At the moment we use simple HTTP username and password. In the future we will likely use OAuth 2.0. Some general API calls may not need authentication. Any calls accessing or uploading data for a given person need authentication.

API endpoints

Ping

A way to "ping" the dime-server to see if it's running, and there is network access.

Endpoint: /ping

Method: GET or POST

Authentication: not needed

Returns: A dummy JSON object.

Python example (using the requests library):

r = requests.post(server_url + '/ping',
                  timeout=10)         # e.g. in case of network problems
ok = r.status_code == requests.codes.ok

Example of response:

{
  "message": "pong"
}

Upload event

To upload an event from a logger to be stored in the DiMe server for the authenticated user.

This is the main way that applications and loggers insert time-specific data into DiMe, e.g. "the user has looked at a document", "the user's pulse is so-and-so". Some events contain linked InformationElements, such as the document that was looked at.

Endpoint: /data/event

Method: POST

Authentication: required

Returns: the uploaded JSON object as it was inserted (some fields, in particular the unique id, may be modified or added in the server)

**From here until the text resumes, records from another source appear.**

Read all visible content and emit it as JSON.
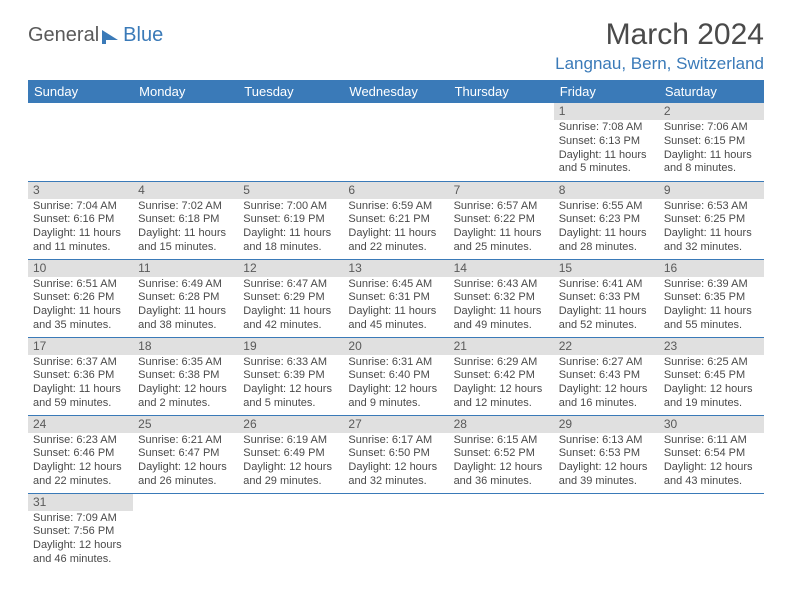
{
  "logo": {
    "text1": "General",
    "text2": "Blue"
  },
  "title": {
    "month": "March 2024",
    "location": "Langnau, Bern, Switzerland"
  },
  "colors": {
    "header_bg": "#3a7ab8",
    "header_text": "#ffffff",
    "daynum_bg": "#e0e0e0",
    "daynum_text": "#5a5a5a",
    "body_text": "#4a4a4a",
    "row_border": "#3a7ab8",
    "location_text": "#3a7ab8"
  },
  "weekdays": [
    "Sunday",
    "Monday",
    "Tuesday",
    "Wednesday",
    "Thursday",
    "Friday",
    "Saturday"
  ],
  "weeks": [
    [
      null,
      null,
      null,
      null,
      null,
      {
        "n": "1",
        "sr": "Sunrise: 7:08 AM",
        "ss": "Sunset: 6:13 PM",
        "dl": "Daylight: 11 hours and 5 minutes."
      },
      {
        "n": "2",
        "sr": "Sunrise: 7:06 AM",
        "ss": "Sunset: 6:15 PM",
        "dl": "Daylight: 11 hours and 8 minutes."
      }
    ],
    [
      {
        "n": "3",
        "sr": "Sunrise: 7:04 AM",
        "ss": "Sunset: 6:16 PM",
        "dl": "Daylight: 11 hours and 11 minutes."
      },
      {
        "n": "4",
        "sr": "Sunrise: 7:02 AM",
        "ss": "Sunset: 6:18 PM",
        "dl": "Daylight: 11 hours and 15 minutes."
      },
      {
        "n": "5",
        "sr": "Sunrise: 7:00 AM",
        "ss": "Sunset: 6:19 PM",
        "dl": "Daylight: 11 hours and 18 minutes."
      },
      {
        "n": "6",
        "sr": "Sunrise: 6:59 AM",
        "ss": "Sunset: 6:21 PM",
        "dl": "Daylight: 11 hours and 22 minutes."
      },
      {
        "n": "7",
        "sr": "Sunrise: 6:57 AM",
        "ss": "Sunset: 6:22 PM",
        "dl": "Daylight: 11 hours and 25 minutes."
      },
      {
        "n": "8",
        "sr": "Sunrise: 6:55 AM",
        "ss": "Sunset: 6:23 PM",
        "dl": "Daylight: 11 hours and 28 minutes."
      },
      {
        "n": "9",
        "sr": "Sunrise: 6:53 AM",
        "ss": "Sunset: 6:25 PM",
        "dl": "Daylight: 11 hours and 32 minutes."
      }
    ],
    [
      {
        "n": "10",
        "sr": "Sunrise: 6:51 AM",
        "ss": "Sunset: 6:26 PM",
        "dl": "Daylight: 11 hours and 35 minutes."
      },
      {
        "n": "11",
        "sr": "Sunrise: 6:49 AM",
        "ss": "Sunset: 6:28 PM",
        "dl": "Daylight: 11 hours and 38 minutes."
      },
      {
        "n": "12",
        "sr": "Sunrise: 6:47 AM",
        "ss": "Sunset: 6:29 PM",
        "dl": "Daylight: 11 hours and 42 minutes."
      },
      {
        "n": "13",
        "sr": "Sunrise: 6:45 AM",
        "ss": "Sunset: 6:31 PM",
        "dl": "Daylight: 11 hours and 45 minutes."
      },
      {
        "n": "14",
        "sr": "Sunrise: 6:43 AM",
        "ss": "Sunset: 6:32 PM",
        "dl": "Daylight: 11 hours and 49 minutes."
      },
      {
        "n": "15",
        "sr": "Sunrise: 6:41 AM",
        "ss": "Sunset: 6:33 PM",
        "dl": "Daylight: 11 hours and 52 minutes."
      },
      {
        "n": "16",
        "sr": "Sunrise: 6:39 AM",
        "ss": "Sunset: 6:35 PM",
        "dl": "Daylight: 11 hours and 55 minutes."
      }
    ],
    [
      {
        "n": "17",
        "sr": "Sunrise: 6:37 AM",
        "ss": "Sunset: 6:36 PM",
        "dl": "Daylight: 11 hours and 59 minutes."
      },
      {
        "n": "18",
        "sr": "Sunrise: 6:35 AM",
        "ss": "Sunset: 6:38 PM",
        "dl": "Daylight: 12 hours and 2 minutes."
      },
      {
        "n": "19",
        "sr": "Sunrise: 6:33 AM",
        "ss": "Sunset: 6:39 PM",
        "dl": "Daylight: 12 hours and 5 minutes."
      },
      {
        "n": "20",
        "sr": "Sunrise: 6:31 AM",
        "ss": "Sunset: 6:40 PM",
        "dl": "Daylight: 12 hours and 9 minutes."
      },
      {
        "n": "21",
        "sr": "Sunrise: 6:29 AM",
        "ss": "Sunset: 6:42 PM",
        "dl": "Daylight: 12 hours and 12 minutes."
      },
      {
        "n": "22",
        "sr": "Sunrise: 6:27 AM",
        "ss": "Sunset: 6:43 PM",
        "dl": "Daylight: 12 hours and 16 minutes."
      },
      {
        "n": "23",
        "sr": "Sunrise: 6:25 AM",
        "ss": "Sunset: 6:45 PM",
        "dl": "Daylight: 12 hours and 19 minutes."
      }
    ],
    [
      {
        "n": "24",
        "sr": "Sunrise: 6:23 AM",
        "ss": "Sunset: 6:46 PM",
        "dl": "Daylight: 12 hours and 22 minutes."
      },
      {
        "n": "25",
        "sr": "Sunrise: 6:21 AM",
        "ss": "Sunset: 6:47 PM",
        "dl": "Daylight: 12 hours and 26 minutes."
      },
      {
        "n": "26",
        "sr": "Sunrise: 6:19 AM",
        "ss": "Sunset: 6:49 PM",
        "dl": "Daylight: 12 hours and 29 minutes."
      },
      {
        "n": "27",
        "sr": "Sunrise: 6:17 AM",
        "ss": "Sunset: 6:50 PM",
        "dl": "Daylight: 12 hours and 32 minutes."
      },
      {
        "n": "28",
        "sr": "Sunrise: 6:15 AM",
        "ss": "Sunset: 6:52 PM",
        "dl": "Daylight: 12 hours and 36 minutes."
      },
      {
        "n": "29",
        "sr": "Sunrise: 6:13 AM",
        "ss": "Sunset: 6:53 PM",
        "dl": "Daylight: 12 hours and 39 minutes."
      },
      {
        "n": "30",
        "sr": "Sunrise: 6:11 AM",
        "ss": "Sunset: 6:54 PM",
        "dl": "Daylight: 12 hours and 43 minutes."
      }
    ],
    [
      {
        "n": "31",
        "sr": "Sunrise: 7:09 AM",
        "ss": "Sunset: 7:56 PM",
        "dl": "Daylight: 12 hours and 46 minutes."
      },
      null,
      null,
      null,
      null,
      null,
      null
    ]
  ]
}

The POST data is the JSON of the event being uploaded. It is important that it has a '@type' property that specifies the data type of the event, the data type should be one of the event classes in DiMe, which are documented in the separate DiMe data page.

Here is a Python example for a SearchEvent, which is sent to the /api/data/searchevent end point. A full working example can be found in the git repository.

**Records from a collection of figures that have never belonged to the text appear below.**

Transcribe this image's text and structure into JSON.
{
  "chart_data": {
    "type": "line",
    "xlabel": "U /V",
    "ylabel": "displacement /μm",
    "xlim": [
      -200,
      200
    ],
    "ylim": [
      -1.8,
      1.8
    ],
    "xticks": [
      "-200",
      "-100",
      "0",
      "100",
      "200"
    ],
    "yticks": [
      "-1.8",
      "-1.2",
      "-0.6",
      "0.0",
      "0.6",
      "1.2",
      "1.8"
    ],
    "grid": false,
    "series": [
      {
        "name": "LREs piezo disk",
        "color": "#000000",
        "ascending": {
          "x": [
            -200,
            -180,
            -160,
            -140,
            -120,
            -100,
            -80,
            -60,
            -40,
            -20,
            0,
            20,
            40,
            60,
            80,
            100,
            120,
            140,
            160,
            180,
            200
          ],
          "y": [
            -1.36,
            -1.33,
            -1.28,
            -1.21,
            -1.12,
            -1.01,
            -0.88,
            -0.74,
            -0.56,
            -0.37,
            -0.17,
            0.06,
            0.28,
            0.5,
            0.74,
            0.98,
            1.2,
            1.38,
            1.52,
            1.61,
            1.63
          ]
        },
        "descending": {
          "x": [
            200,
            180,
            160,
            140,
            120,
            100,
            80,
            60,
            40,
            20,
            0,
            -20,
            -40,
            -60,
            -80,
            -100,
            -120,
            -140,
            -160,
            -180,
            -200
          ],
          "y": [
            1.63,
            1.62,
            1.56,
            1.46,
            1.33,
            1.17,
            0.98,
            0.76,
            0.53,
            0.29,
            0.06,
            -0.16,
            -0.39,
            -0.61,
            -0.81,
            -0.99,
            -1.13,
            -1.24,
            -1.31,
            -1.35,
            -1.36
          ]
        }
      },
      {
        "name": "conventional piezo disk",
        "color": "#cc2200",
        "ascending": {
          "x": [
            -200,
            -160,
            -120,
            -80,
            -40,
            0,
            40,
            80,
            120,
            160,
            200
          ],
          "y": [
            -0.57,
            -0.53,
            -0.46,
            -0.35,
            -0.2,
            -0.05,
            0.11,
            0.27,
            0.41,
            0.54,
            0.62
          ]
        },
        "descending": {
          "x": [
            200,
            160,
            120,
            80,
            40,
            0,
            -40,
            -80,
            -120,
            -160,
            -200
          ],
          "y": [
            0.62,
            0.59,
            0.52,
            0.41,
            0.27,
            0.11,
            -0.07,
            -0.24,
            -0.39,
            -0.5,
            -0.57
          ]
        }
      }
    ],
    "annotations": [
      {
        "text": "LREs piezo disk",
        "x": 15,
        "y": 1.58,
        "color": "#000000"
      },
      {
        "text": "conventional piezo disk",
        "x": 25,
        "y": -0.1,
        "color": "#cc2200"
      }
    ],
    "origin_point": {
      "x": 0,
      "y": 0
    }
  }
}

# Set all the standard event fields
payload = {
    '@type':    'SearchEvent'
    'actor':    'logger-example',
    'origin':   'my_machine.hiit.fi',
    'type':     'http://www.hiit.fi/ontologies/dime/#ExampleSearchEvent',
    'start':    '2015-05-08T14:03:42+0300',
    'duration': 0,
	'query':    'dummy search'
}

requests.post(server_url + '/data/event',
                         data=json.dumps(payload),
                         headers={'content-type': 'application/json'},
                         auth=(server_username, server_password),
                         timeout=10)

Upload many events at once

In some situations you may need to upload many events at once, for example if your application generates several events per second it doesn't make sense to establish a new HTTP connection every time.

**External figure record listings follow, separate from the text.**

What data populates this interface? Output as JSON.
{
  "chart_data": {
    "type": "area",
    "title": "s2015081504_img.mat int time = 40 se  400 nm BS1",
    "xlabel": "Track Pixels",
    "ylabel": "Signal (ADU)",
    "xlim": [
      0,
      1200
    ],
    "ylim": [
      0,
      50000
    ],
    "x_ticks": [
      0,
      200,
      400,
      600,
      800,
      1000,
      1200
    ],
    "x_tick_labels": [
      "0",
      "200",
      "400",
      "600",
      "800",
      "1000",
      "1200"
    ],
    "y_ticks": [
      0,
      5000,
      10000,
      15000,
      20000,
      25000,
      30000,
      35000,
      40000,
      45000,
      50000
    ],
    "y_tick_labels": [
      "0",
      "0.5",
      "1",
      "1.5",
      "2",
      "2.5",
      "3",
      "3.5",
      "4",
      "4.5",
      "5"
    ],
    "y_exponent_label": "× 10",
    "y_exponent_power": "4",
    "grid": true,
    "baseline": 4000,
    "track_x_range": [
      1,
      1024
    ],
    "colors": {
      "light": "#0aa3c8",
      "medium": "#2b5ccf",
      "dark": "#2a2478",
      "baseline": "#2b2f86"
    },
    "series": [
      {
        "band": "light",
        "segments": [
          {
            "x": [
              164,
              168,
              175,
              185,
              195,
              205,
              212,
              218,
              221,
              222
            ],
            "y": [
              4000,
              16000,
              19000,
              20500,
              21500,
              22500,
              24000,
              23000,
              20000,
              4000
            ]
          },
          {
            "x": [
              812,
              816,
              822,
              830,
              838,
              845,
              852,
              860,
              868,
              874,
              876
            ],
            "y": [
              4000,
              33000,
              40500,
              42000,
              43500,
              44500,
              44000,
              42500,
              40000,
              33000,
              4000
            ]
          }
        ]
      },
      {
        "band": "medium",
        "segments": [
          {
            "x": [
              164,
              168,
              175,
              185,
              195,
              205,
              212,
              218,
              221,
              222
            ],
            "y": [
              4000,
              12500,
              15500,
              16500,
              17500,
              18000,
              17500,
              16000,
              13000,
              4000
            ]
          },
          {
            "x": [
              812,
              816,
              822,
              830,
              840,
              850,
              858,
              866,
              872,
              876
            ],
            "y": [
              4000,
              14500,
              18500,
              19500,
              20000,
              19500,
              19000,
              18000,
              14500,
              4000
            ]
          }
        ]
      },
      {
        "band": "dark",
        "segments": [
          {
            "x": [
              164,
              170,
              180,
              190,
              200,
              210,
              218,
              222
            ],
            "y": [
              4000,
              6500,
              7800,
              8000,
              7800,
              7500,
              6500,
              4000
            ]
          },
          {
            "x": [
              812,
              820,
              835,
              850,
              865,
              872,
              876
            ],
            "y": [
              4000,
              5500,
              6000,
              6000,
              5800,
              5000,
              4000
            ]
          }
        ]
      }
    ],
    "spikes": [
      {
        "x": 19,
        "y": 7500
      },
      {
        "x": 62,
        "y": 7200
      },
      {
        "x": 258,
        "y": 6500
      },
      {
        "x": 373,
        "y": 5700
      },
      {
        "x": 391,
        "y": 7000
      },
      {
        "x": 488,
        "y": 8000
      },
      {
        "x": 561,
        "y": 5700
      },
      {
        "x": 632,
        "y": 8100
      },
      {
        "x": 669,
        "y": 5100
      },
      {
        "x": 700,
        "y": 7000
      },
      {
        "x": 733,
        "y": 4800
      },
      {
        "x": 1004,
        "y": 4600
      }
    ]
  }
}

To upload an event from a logger to be stored in the DiMe server for the authenticated user.

Endpoint: /data/events

Method: POST

Authentication: required

Returns: the uploaded JSON objects in an array

The POST data is a JSON array of events objects being uploaded. The objects themselves are given as JSON exactly as described above in the section about uploading single events.

Upload information element

To directly upload an information element to be stored in the DiMe server for the authenticated user.

Endpoint: /data/informationelement

Method: POST

Authentication: required

Returns: the uploaded JSON object as it was inserted (some fields, in particular the unique id, may be modified or added in the server)

The POST data is the JSON of the information element being uploaded. It is important that it has a '@type' property that specifies the data type of the element, the data type should be one of the information element classes in DiMe, which are documented in the separate DiMe data page.

Upload many information elements at once

To upload several information elements at once, to be stored in the DiMe server for the authenticated user.

Endpoint: /data/informationelements

Method: POST

Authentication: required

Returns: the uploaded JSON objects in an array

The POST data is a JSON array of information element objects being uploaded. The objects themselves are given as JSON exactly as described above in the section about uploading single elements.

Get a single event

Get a single event based on the DiMe id.

Endpoint: /data/event/{id}

Method: GET

Authentication: required

Returns: The Event object with the corresponding id.

Here is a Python example.

r = requests.get(server_url + '/data/event/' + id,
                 headers={'content-type': 'application/json'},
                 auth=(server_username, server_password),
                 timeout=10)
data = r.json()

Get multiple events by filtering

Get multiple events based on simple filtering.

Endpoint: /data/events

Method: GET

Parameters:

Optional parameters for filtering:

  • appid: exact text matching for appId
  • elemid: the numeric id of the related information element
  • actor, origin, type, query: exact text matching, e.g. actor=Firefox
  • tag: exact tag matching (just one tag needs to match)
  • after: matches events occurring after this time stamp, the time stamp format is the same as for the start and end properties of the Data objects
  • before: matches events occurring before this time stamp (can be combined with after to get a time interval)
  • includePlainTextContent: set to 'true' if you wish to include the plainTextContent of the InformationElements linked to the Events (these are normally removed to reduce verbosity)

Authentication: required

Returns: A list of Event objects matching the filtering criteria.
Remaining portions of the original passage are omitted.